A maior parte dos casos ocorreu no Pará (60%), seguido por Amazonas (15%) e Tocantins (8%). Os demais estados da região tiveram participação inferior a 5% cada.

Os crimes mais comuns foram invasão de terra pública (25%), falsidade ideológica (15%), estelionato (12%), desmatamento de floresta pública (5%) e associação criminosa (4,5%). Ao todo, o levantamento identificou 14 crimes ambientais e outros 22 previstos no Código Penal.

Segundo a pesquisadora Lorena Esteves, muitas absolvições ocorreram por falta de provas ou interpretações divergentes dos juízes, além da dificuldade de comprovar vantagem econômica direta dos acusados. O tempo médio para julgamento foi de seis anos, e 33% das decisões prescreveram, o que impediu punições.

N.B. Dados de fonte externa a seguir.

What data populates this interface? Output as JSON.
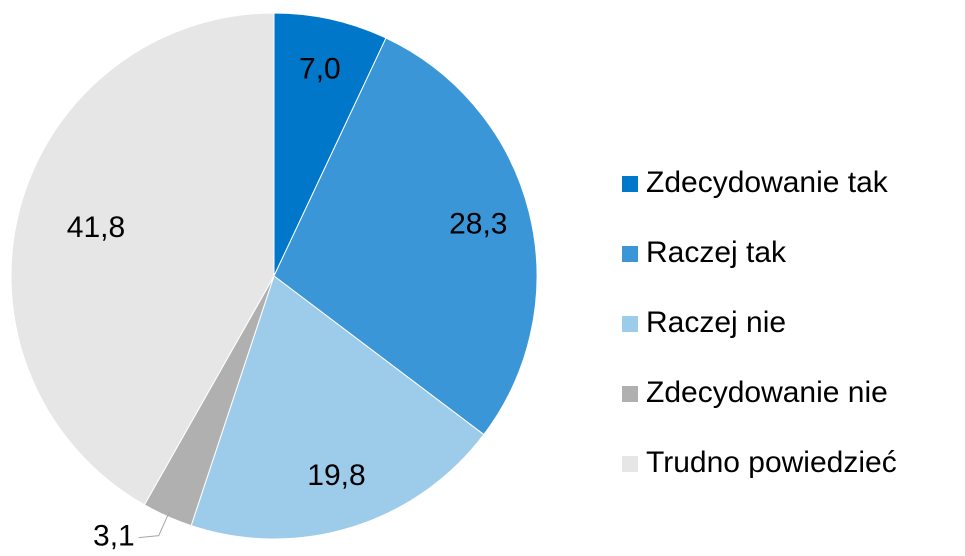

Das 526 decisões, apenas 39 resultaram em condenação de 24 réus, quase metade delas ligadas a crimes ambientais. Em dois terços dos casos, as ilegalidades ocorreram dentro de Unidades de Conservação. Nos poucos processos que tiveram condenação por invasão de terra pública, as provas incluíam notificações oficiais de órgãos fundiários, o que enfraqueceu a alegação de “boa-fé” dos acusados.

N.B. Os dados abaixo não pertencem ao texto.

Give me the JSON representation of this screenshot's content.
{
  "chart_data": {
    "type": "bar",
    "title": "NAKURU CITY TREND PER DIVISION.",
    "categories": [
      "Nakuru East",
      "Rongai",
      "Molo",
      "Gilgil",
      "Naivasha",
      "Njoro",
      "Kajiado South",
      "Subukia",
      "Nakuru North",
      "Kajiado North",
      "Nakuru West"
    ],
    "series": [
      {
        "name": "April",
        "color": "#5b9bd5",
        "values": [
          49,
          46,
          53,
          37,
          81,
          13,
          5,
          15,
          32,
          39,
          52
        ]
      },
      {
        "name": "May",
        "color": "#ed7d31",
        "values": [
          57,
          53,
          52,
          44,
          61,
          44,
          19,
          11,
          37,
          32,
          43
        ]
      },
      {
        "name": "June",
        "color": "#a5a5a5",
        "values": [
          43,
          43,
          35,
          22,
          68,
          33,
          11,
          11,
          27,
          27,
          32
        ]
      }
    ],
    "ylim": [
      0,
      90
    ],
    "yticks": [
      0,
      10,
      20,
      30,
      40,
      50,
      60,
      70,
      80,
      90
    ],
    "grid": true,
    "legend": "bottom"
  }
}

As pesquisadoras defendem ampliar a estrutura de fiscalização, criar varas e procuradorias especializadas em questões agrárias, endurecer penas e revisar os prazos de prescrição. O estudo também recomenda destinar terras públicas a finalidades específicas para reduzir a grilagem.

Do total, 77% dos processos envolveram áreas federais — principalmente projetos de assentamento (30%), glebas públicas (26%) e Unidades de Conservação (21%). Em 18% das ações, a área grilada superava 10 mil hectares; em 8%, ultrapassava 50 mil hectares, quase um terço da área do município de São Paulo.